Die ersten beiden Instanzen hatten die Klage abgewiesen. Auch die Revision beim Neunten Senat des Bundesarbeitsgerichts (BAG) hatte keinen Erfolg: Das BAG hat entschieden, dass die Arbeitnehmerin keinen Anspruch auf weitere 2,5 Arbeitstage Erholungsurlaub für das Kalenderjahr 2020 hat.

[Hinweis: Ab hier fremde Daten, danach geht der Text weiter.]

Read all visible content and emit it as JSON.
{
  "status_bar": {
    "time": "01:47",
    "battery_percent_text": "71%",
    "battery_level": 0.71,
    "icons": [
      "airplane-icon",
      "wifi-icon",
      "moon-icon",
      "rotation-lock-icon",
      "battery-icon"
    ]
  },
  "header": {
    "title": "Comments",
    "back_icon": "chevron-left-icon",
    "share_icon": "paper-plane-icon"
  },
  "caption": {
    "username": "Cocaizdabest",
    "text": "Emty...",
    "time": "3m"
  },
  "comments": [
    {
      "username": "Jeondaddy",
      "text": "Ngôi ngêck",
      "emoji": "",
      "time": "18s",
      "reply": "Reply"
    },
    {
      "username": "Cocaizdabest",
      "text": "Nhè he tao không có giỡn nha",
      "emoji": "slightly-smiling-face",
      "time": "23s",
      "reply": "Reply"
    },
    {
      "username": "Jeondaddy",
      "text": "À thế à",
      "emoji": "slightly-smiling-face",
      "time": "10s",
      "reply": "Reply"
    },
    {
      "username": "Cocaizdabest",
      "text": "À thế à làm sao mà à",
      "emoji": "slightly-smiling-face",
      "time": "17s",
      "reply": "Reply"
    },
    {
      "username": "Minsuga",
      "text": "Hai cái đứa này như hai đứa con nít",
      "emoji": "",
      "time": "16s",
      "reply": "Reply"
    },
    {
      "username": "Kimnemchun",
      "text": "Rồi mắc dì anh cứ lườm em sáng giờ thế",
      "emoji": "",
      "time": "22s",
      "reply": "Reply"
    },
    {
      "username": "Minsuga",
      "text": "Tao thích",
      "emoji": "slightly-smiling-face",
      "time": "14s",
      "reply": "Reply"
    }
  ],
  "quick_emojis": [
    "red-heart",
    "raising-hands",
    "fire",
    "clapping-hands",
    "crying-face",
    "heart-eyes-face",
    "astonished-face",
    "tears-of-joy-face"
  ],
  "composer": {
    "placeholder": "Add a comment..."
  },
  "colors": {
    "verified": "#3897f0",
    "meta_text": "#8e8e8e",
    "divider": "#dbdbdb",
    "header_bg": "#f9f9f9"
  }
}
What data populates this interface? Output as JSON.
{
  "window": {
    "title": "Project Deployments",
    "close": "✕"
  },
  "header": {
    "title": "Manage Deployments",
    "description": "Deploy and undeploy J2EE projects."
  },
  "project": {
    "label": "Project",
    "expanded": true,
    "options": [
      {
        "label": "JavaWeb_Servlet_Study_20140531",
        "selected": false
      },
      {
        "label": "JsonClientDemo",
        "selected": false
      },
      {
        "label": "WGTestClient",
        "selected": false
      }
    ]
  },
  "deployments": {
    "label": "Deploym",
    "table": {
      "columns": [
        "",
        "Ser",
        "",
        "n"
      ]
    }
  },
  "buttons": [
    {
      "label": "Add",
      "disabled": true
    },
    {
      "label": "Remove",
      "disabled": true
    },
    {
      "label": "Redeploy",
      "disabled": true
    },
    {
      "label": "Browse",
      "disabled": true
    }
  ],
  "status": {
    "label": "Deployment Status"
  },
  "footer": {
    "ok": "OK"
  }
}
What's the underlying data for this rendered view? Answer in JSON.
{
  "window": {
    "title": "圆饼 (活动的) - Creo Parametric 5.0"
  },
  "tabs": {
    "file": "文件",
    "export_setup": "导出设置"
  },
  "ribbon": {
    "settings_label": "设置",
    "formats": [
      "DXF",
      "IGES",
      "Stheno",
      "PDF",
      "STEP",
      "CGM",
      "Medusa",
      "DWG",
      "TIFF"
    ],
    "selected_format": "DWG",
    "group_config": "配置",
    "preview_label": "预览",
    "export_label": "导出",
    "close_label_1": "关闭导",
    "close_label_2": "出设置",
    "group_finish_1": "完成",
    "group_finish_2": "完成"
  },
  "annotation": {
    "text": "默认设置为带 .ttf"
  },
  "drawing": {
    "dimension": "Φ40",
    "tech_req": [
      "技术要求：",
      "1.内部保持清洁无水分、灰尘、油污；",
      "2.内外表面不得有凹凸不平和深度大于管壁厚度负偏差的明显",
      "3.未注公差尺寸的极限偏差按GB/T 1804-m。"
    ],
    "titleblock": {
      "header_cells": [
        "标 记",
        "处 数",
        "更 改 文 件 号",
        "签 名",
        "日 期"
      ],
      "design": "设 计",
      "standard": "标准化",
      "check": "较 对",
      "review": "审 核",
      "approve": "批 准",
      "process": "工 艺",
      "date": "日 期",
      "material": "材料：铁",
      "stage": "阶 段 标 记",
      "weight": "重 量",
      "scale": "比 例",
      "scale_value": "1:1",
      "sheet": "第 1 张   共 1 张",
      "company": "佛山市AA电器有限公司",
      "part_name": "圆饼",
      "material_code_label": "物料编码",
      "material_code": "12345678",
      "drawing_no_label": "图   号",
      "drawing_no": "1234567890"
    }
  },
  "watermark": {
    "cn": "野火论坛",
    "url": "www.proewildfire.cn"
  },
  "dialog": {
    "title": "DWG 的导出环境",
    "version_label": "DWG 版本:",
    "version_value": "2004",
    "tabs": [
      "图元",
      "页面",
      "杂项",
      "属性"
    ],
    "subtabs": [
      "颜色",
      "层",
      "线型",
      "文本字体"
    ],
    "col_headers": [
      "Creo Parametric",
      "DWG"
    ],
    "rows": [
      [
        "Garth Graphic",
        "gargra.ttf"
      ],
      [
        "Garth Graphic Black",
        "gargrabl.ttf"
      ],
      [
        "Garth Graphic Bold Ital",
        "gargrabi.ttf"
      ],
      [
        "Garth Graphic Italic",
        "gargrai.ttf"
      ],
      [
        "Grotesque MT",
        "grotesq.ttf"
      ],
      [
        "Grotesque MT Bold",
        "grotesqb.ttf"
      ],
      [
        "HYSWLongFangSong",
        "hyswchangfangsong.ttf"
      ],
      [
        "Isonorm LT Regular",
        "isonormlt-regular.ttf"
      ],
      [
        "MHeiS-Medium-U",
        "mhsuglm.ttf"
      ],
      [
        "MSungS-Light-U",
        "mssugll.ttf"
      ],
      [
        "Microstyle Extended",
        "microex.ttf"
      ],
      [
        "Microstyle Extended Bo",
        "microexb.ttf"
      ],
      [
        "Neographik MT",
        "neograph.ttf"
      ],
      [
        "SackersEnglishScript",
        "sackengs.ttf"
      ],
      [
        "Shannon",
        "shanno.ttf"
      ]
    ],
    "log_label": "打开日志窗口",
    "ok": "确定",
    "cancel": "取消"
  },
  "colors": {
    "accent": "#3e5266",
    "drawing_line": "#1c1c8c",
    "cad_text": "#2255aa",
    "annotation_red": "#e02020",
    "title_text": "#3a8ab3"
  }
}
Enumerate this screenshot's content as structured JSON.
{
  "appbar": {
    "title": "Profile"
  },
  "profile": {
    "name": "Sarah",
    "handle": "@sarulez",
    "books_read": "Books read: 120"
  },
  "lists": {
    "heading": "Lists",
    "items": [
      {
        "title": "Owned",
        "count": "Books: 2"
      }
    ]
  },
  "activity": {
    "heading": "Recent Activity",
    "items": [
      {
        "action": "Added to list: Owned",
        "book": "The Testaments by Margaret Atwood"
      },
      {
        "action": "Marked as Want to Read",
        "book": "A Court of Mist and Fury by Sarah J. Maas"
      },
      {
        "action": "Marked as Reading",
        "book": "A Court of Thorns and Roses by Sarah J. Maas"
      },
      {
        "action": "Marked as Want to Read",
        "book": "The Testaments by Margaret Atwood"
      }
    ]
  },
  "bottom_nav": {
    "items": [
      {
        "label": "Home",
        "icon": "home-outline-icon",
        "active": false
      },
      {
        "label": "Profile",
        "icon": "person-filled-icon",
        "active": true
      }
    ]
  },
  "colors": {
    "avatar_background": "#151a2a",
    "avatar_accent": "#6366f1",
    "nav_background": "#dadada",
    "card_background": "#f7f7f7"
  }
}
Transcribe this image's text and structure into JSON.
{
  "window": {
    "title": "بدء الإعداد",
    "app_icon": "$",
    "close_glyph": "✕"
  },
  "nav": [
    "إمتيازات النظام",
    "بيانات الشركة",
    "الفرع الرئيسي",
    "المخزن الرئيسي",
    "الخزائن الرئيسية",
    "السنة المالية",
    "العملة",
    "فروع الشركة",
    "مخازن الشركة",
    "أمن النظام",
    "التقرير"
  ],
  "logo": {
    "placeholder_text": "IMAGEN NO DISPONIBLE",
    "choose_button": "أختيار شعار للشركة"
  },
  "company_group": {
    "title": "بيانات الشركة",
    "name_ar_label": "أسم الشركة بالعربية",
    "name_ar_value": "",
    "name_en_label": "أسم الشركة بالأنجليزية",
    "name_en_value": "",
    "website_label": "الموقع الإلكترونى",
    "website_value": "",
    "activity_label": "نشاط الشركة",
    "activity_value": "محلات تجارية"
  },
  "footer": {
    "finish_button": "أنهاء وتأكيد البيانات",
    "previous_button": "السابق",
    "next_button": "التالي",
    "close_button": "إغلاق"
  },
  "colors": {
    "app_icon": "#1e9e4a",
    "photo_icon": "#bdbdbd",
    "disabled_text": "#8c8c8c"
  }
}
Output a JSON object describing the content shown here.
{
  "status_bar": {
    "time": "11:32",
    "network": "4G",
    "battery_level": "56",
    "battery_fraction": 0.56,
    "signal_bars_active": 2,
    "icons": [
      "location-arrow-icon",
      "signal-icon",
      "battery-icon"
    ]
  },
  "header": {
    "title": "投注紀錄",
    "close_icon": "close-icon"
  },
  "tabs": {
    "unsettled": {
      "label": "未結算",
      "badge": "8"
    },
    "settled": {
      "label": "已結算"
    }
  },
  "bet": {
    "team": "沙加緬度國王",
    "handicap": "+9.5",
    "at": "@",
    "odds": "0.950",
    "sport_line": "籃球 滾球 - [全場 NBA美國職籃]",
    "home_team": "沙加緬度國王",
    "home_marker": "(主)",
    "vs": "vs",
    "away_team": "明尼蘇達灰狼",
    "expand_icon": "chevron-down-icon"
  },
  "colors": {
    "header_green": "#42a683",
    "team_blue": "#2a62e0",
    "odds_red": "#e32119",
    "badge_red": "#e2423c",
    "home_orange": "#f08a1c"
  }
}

Nach § 3 Abs. 1 BUrlG beläuft sich der Anspruch auf bezahlten Jahresurlaub bei einer gleichmäßigen Verteilung der Arbeit auf sechs Tage in der Woche auf 24 Werktage. Ist die Arbeitszeit eines Arbeitnehmers nach dem Arbeitsvertrag auf weniger oder mehr als sechs Arbeitstage in der Kalenderwoche verteilt, ist die Anzahl der Urlaubstage grundsätzlich unter Berücksichtigung des für das Urlaubsjahr maßgeblichen Arbeitsrhythmus zu berechnen, um für alle Arbeitnehmer eine gleichwertige Urlaubsdauer zu gewährleisten (24 Werktage x Anzahl der Tage mit Arbeitspflicht geteilt durch 312 Werktage). Dies gilt entsprechend für den vertraglichen Mehrurlaub, wenn die Arbeitsvertragsparteien – wie im vorliegenden Fall – für die Berechnung des Urlaubsanspruchs keine von § 3 Abs. 1 BUrlG abweichende Vereinbarung getroffen haben.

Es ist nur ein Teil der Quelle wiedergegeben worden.